Copper and Blue: Tell us about a Cane who is ready for a breakout season.
Canes Country: We asked this question as part of our season preview, and half the writing staff took Darling while the other half took Noah Hanifin, so since we just spent a few lines on Darling I’ll go with Hanifin here. The first three-quarters of last season Hanifin was a big disappointment, but playing mostly on the third pairing with the likes of Klas Dahlbeck and Ryan Murphy had a lot to do with that.
The Canes need him to become a two-way guy now, and he’s shown flashes of it, although for whatever reason he and Pesce just don’t click.

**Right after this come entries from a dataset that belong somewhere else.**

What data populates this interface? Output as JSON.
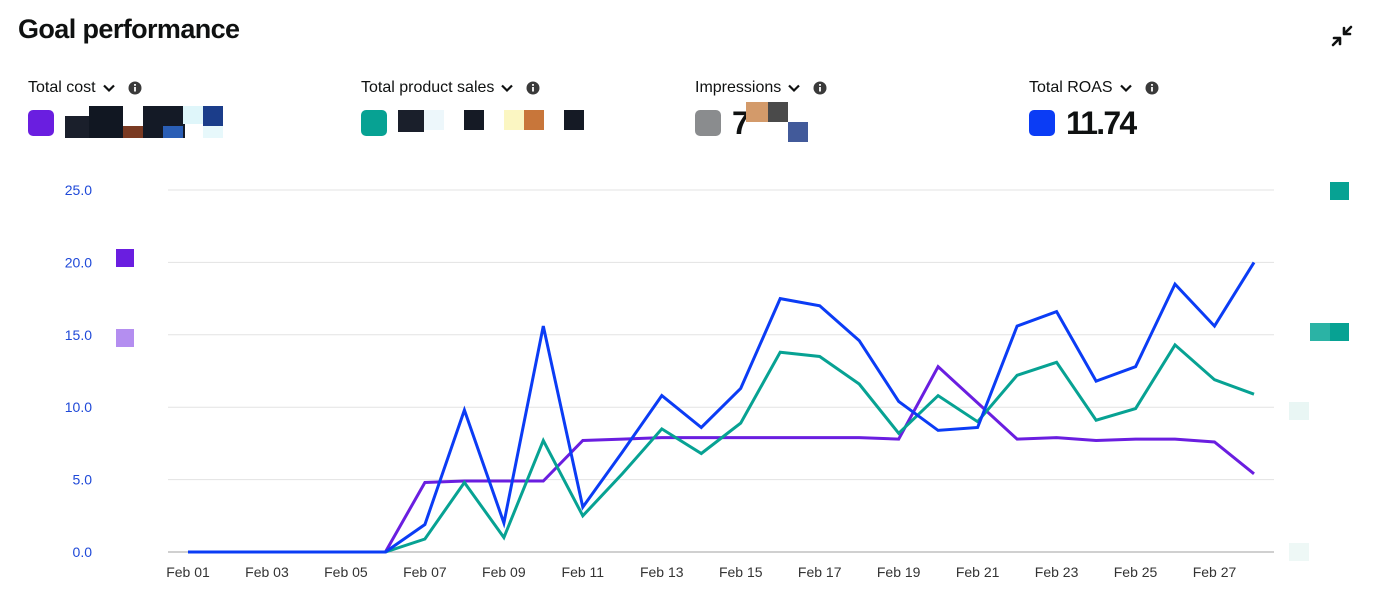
{
  "title": "Goal performance",
  "metrics": [
    {
      "label": "Total cost",
      "color": "#6a1ee0",
      "value": ""
    },
    {
      "label": "Total product sales",
      "color": "#07a293",
      "value": ""
    },
    {
      "label": "Impressions",
      "color": "#8a8c8e",
      "value": "7"
    },
    {
      "label": "Total ROAS",
      "color": "#0b3cf5",
      "value": "11.74"
    }
  ],
  "chart_data": {
    "type": "line",
    "x": [
      "Feb 01",
      "Feb 02",
      "Feb 03",
      "Feb 04",
      "Feb 05",
      "Feb 06",
      "Feb 07",
      "Feb 08",
      "Feb 09",
      "Feb 10",
      "Feb 11",
      "Feb 12",
      "Feb 13",
      "Feb 14",
      "Feb 15",
      "Feb 16",
      "Feb 17",
      "Feb 18",
      "Feb 19",
      "Feb 20",
      "Feb 21",
      "Feb 22",
      "Feb 23",
      "Feb 24",
      "Feb 25",
      "Feb 26",
      "Feb 27",
      "Feb 28"
    ],
    "xticks": [
      "Feb 01",
      "Feb 03",
      "Feb 05",
      "Feb 07",
      "Feb 09",
      "Feb 11",
      "Feb 13",
      "Feb 15",
      "Feb 17",
      "Feb 19",
      "Feb 21",
      "Feb 23",
      "Feb 25",
      "Feb 27"
    ],
    "yticks": [
      "0.0",
      "5.0",
      "10.0",
      "15.0",
      "20.0",
      "25.0"
    ],
    "ylim": [
      0,
      25
    ],
    "grid": true,
    "series": [
      {
        "color": "#6a1ee0",
        "values": [
          0,
          0,
          0,
          0,
          0,
          0,
          4.8,
          4.9,
          4.9,
          4.9,
          7.7,
          7.8,
          7.9,
          7.9,
          7.9,
          7.9,
          7.9,
          7.9,
          7.8,
          12.8,
          10.3,
          7.8,
          7.9,
          7.7,
          7.8,
          7.8,
          7.6,
          5.4
        ]
      },
      {
        "color": "#07a293",
        "values": [
          0,
          0,
          0,
          0,
          0,
          0,
          0.9,
          4.8,
          1.0,
          7.7,
          2.5,
          5.4,
          8.5,
          6.8,
          8.9,
          13.8,
          13.5,
          11.6,
          8.2,
          10.8,
          9.0,
          12.2,
          13.1,
          9.1,
          9.9,
          14.3,
          11.9,
          10.9
        ]
      },
      {
        "color": "#0b3cf5",
        "values": [
          0,
          0,
          0,
          0,
          0,
          0,
          1.9,
          9.8,
          2.0,
          15.6,
          3.1,
          6.9,
          10.8,
          8.6,
          11.3,
          17.5,
          17.0,
          14.6,
          10.4,
          8.4,
          8.6,
          15.6,
          16.6,
          11.8,
          12.8,
          18.5,
          15.6,
          20.0
        ]
      }
    ]
  }
}
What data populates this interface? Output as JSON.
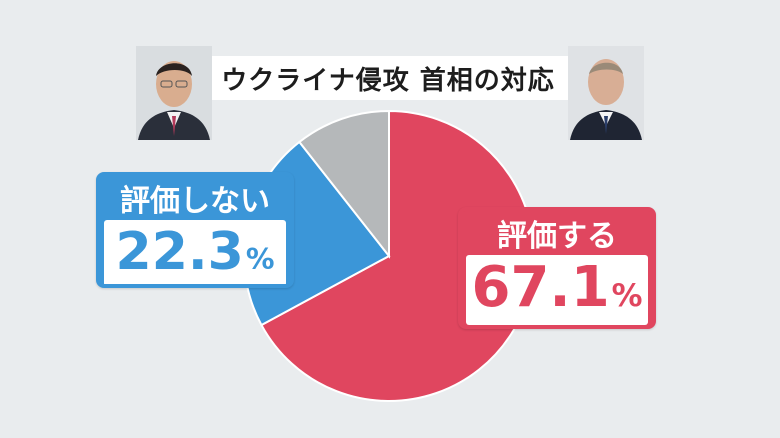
{
  "title": "ウクライナ侵攻 首相の対応",
  "colors": {
    "evaluate": "#e0465f",
    "not_evaluate": "#3b96d8",
    "other": "#b5b8ba",
    "background": "#e9ecee"
  },
  "labels": {
    "not_evaluate": {
      "head": "評価しない",
      "number": "22.3",
      "unit": "%"
    },
    "evaluate": {
      "head": "評価する",
      "number": "67.1",
      "unit": "%"
    }
  },
  "chart_data": {
    "type": "pie",
    "title": "ウクライナ侵攻 首相の対応",
    "slices": [
      {
        "label": "評価する",
        "value": 67.1,
        "color": "#e0465f"
      },
      {
        "label": "評価しない",
        "value": 22.3,
        "color": "#3b96d8"
      },
      {
        "label": "",
        "value": 10.6,
        "color": "#b5b8ba"
      }
    ],
    "start": "top",
    "direction": "clockwise"
  }
}
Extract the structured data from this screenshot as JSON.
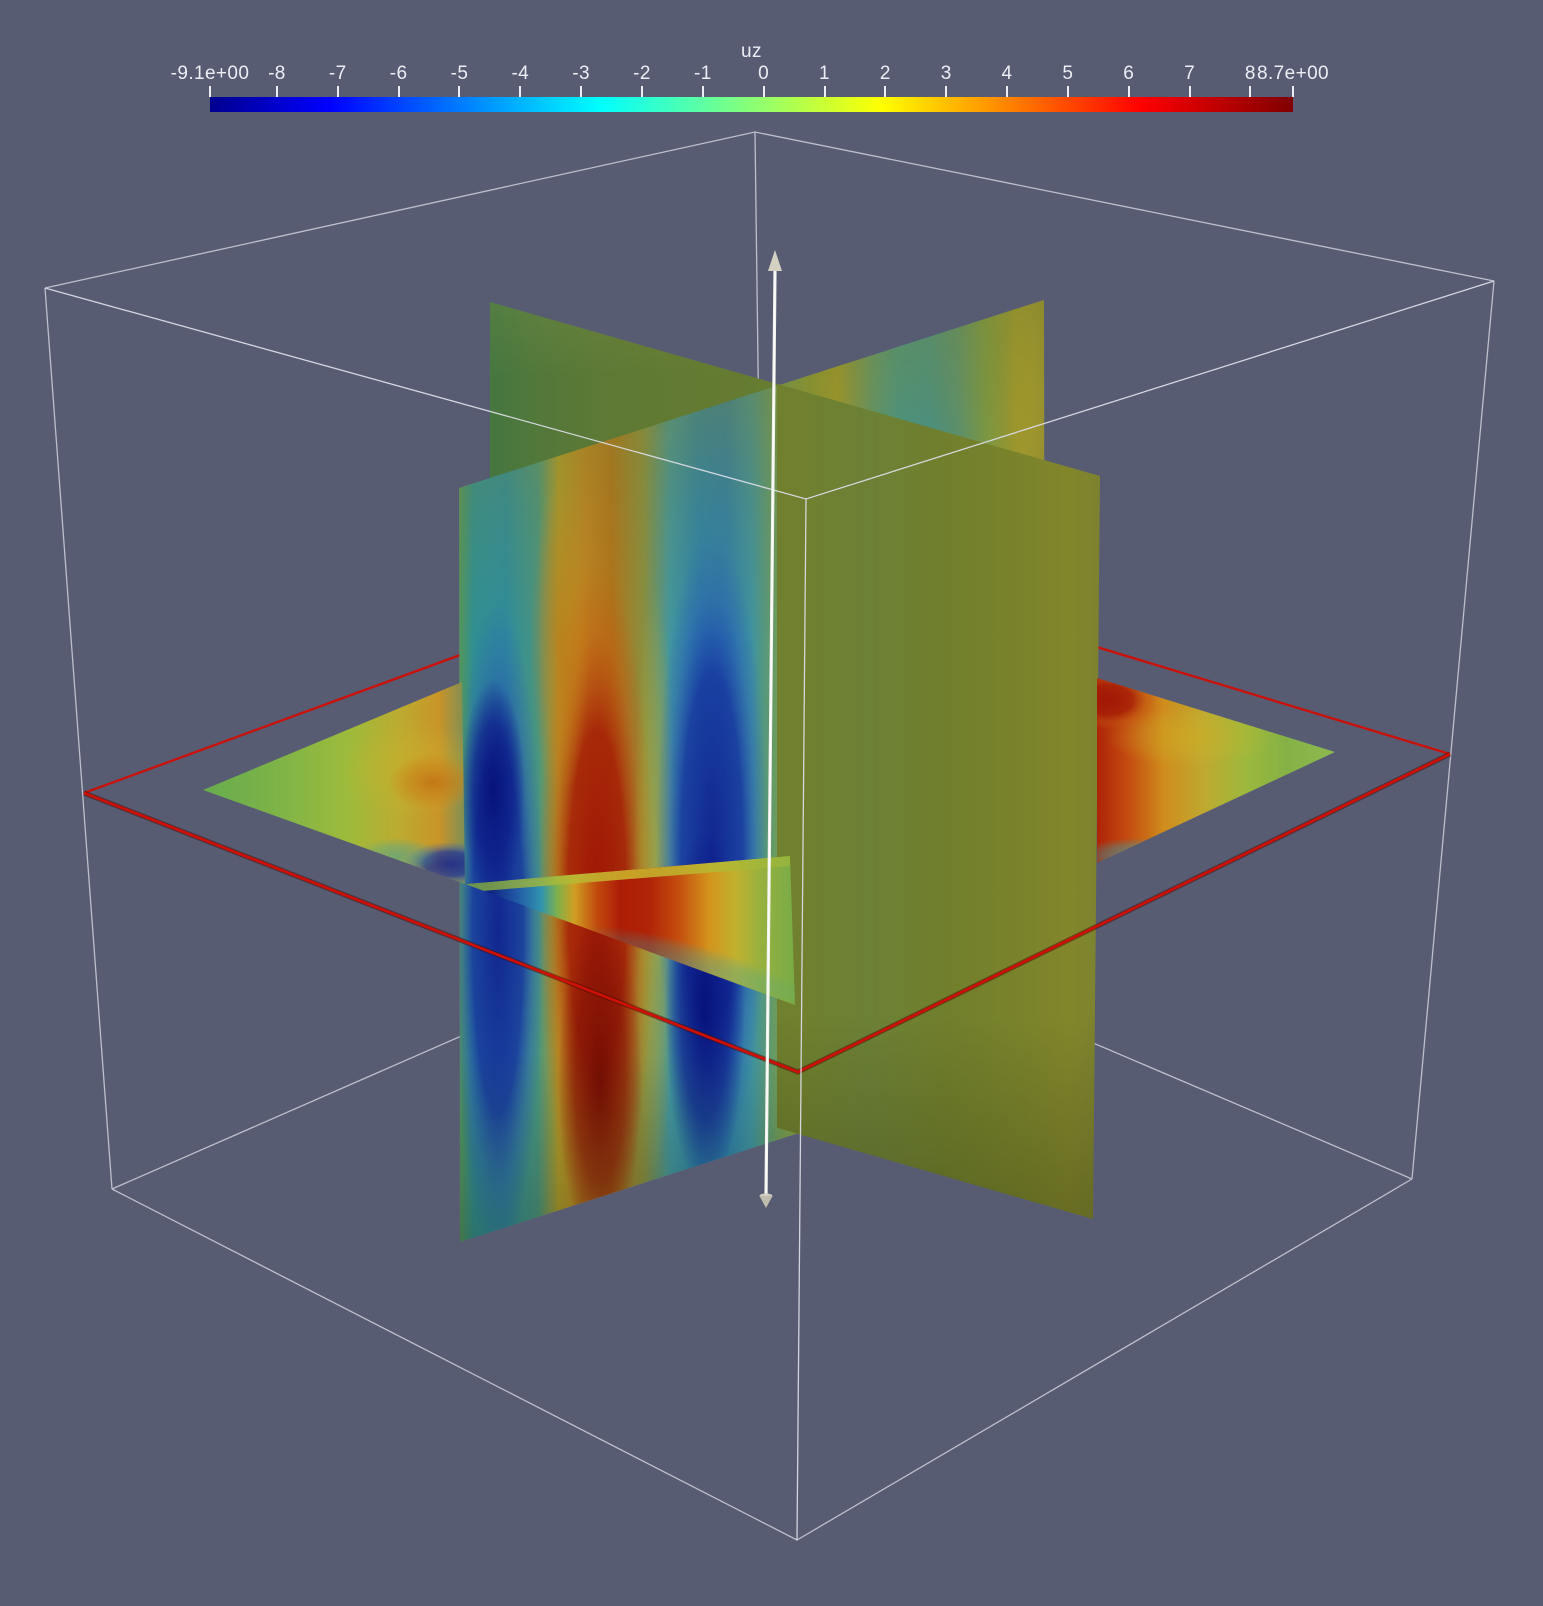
{
  "view": {
    "background_color": "#575c73",
    "outline_color": "#d9dbe4",
    "widget_outline_color": "#cc1007",
    "widget_axis_color": "#f2f1ec",
    "widget_cone_color": "#d4d1c2",
    "label_color": "#eceef4"
  },
  "colorbar": {
    "title": "uz",
    "range_min": -9.1,
    "range_max": 8.7,
    "tick_labels": [
      "-9.1e+00",
      "-8",
      "-7",
      "-6",
      "-5",
      "-4",
      "-3",
      "-2",
      "-1",
      "0",
      "1",
      "2",
      "3",
      "4",
      "5",
      "6",
      "7",
      "8",
      "8.7e+00"
    ],
    "tick_values": [
      -9.1,
      -8,
      -7,
      -6,
      -5,
      -4,
      -3,
      -2,
      -1,
      0,
      1,
      2,
      3,
      4,
      5,
      6,
      7,
      8,
      8.7
    ],
    "colormap": {
      "name": "jet",
      "stops": [
        {
          "t": 0.0,
          "color": "#00008f"
        },
        {
          "t": 0.11,
          "color": "#0000ff"
        },
        {
          "t": 0.36,
          "color": "#00ffff"
        },
        {
          "t": 0.62,
          "color": "#ffff00"
        },
        {
          "t": 0.86,
          "color": "#ff0000"
        },
        {
          "t": 1.0,
          "color": "#800000"
        }
      ]
    }
  },
  "chart_data": {
    "type": "heatmap",
    "title": "uz",
    "field_name": "uz",
    "scalar_range": [
      -9.1,
      8.7
    ],
    "colormap": "jet",
    "colorbar_ticks": [
      -9.1,
      -8,
      -7,
      -6,
      -5,
      -4,
      -3,
      -2,
      -1,
      0,
      1,
      2,
      3,
      4,
      5,
      6,
      7,
      8,
      8.7
    ],
    "scene_description": "Three orthogonal slice planes colored by the uz field inside a white wireframe outline box; a red implicit-plane widget rectangle surrounds the horizontal slice and a vertical white line widget with arrow cones marks the slice normal axis."
  }
}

When he’s with Faulk he’s quite skilled, but I have my doubts as to whether he’s going to be the real offensive force that he was touted as in his draft year. Which is fine; the Canes don’t necessarily need that, but what they do need is a power-play pivot, and ideally they’d like Hanifin to fill the role. He’s not quite there yet, but he still has enough promise that Ron Francis has reportedly turned down deals that involve flipping Hanifin for Matt Duchene. As much as the Canes need scoring, that says a lot about how the Canes value Hanifin.
Copper and Blue: Carolina is a dark horse candidate to emerge from the Eastern conference this year. What does a satisfactory season for the Hurricanes look like?
Canes Country: It’s got to finish with a playoff berth. This is the season the rebuild has been pointing to. Bill Peters got a mulligan his first season, and his seat isn’t hot necessarily (at least, in the Alain Vigneault sense), but the fans and the front office expect results this season. They’ve been patient, and it’s time for their patience to pay off. The Canes don’t have to advance far in the playoffs, but not getting there at all would be a profound disappointment and would lead to some real questions next summer.